Par ailleurs, une information judiciaire a été ouverte pour faux en écriture publique. CAP LC accuse la Miviludes d’avoir sciemment produit de faux documents devant la CADA et le Tribunal administratif, affirmant à tort la communication intégrale des pièces demandées. Or, des centaines de courriels internes et un tableau de suivi crucial, reconnus comme existants par l’ancien secrétaire général du CIPDR, n’ont jamais été transmis. S’il était établi, ce faux, commis par des agents publics en connaissance de cause, constituerait un crime passible de lourdes peines (jusqu’à 15 ans de réclusion criminelle). Un juge d’instruction est désormais chargé de ces faits de nature criminels.
La chambre du contentieux de la Cour des comptes a, de son côté, été saisie par le procureur général afin d’engager une enquête. Ses magistrats examineront la régularité des procédures internes, le respect des règles de la commande publique et l’impact financier des irrégularités sur le budget de l’État. L’enquête peut mener à des condamnations pénales.
Vers une refondation de la transparence associative ?
À l’heure où la démocratie gagne en exigence citoyenne, l’affaire Miviludes questionne la chaîne de financement associatif. Lorsqu’un million d’euros peuvent être mobilisés sans contrôle extérieur, le risque de dérive se trouve décuplé. Lorsque des structures commerciales reçoivent des fonds publics sans appel d’offres, c’est la confiance même dans la règle républicaine qui s’effrite.

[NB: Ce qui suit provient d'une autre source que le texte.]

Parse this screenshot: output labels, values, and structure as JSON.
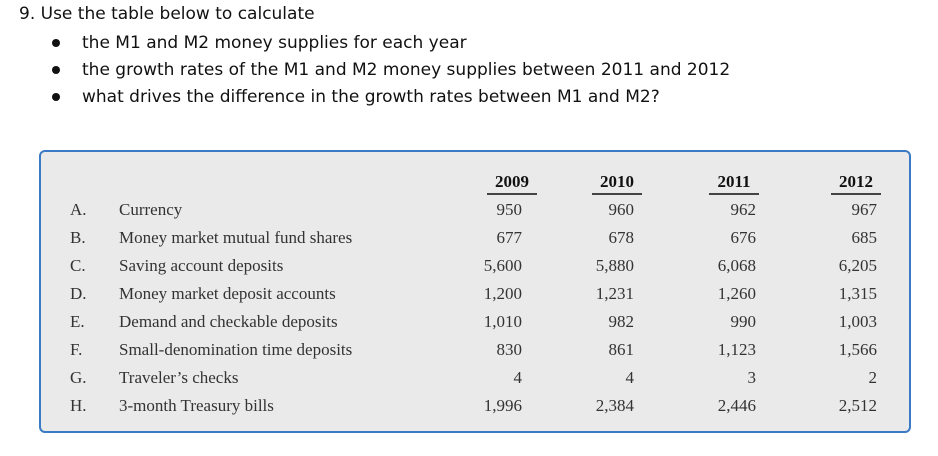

Les magistrats du PNF et de la Cour des comptes disposent désormais de nombreux éléments pour trancher. Ils devront dire si l’UNADFI a détourné ses subventions pour combler un déficit, si la FECRIS a outrepassé l’objet de son financement, si le CCMM a sciemment surfacturé des prestations et si la Miviludes est responsable des manquements de ses propres processus.
Pour Thierry Valle, président de CAP LC, « Il ne s’agit pas de s’attaquer à la lutte contre les dérives sectaires, mais de défendre l’intégrité des politiques publiques et de s’assurer que ce qui doit être réformé le soit. L’instruction devra être exhaustive. »
L’histoire de cette subvention d’un million d’euros le prouve : c’est, parfois, quand l’objectif semble vertueux que la vigilance doit être la plus forte.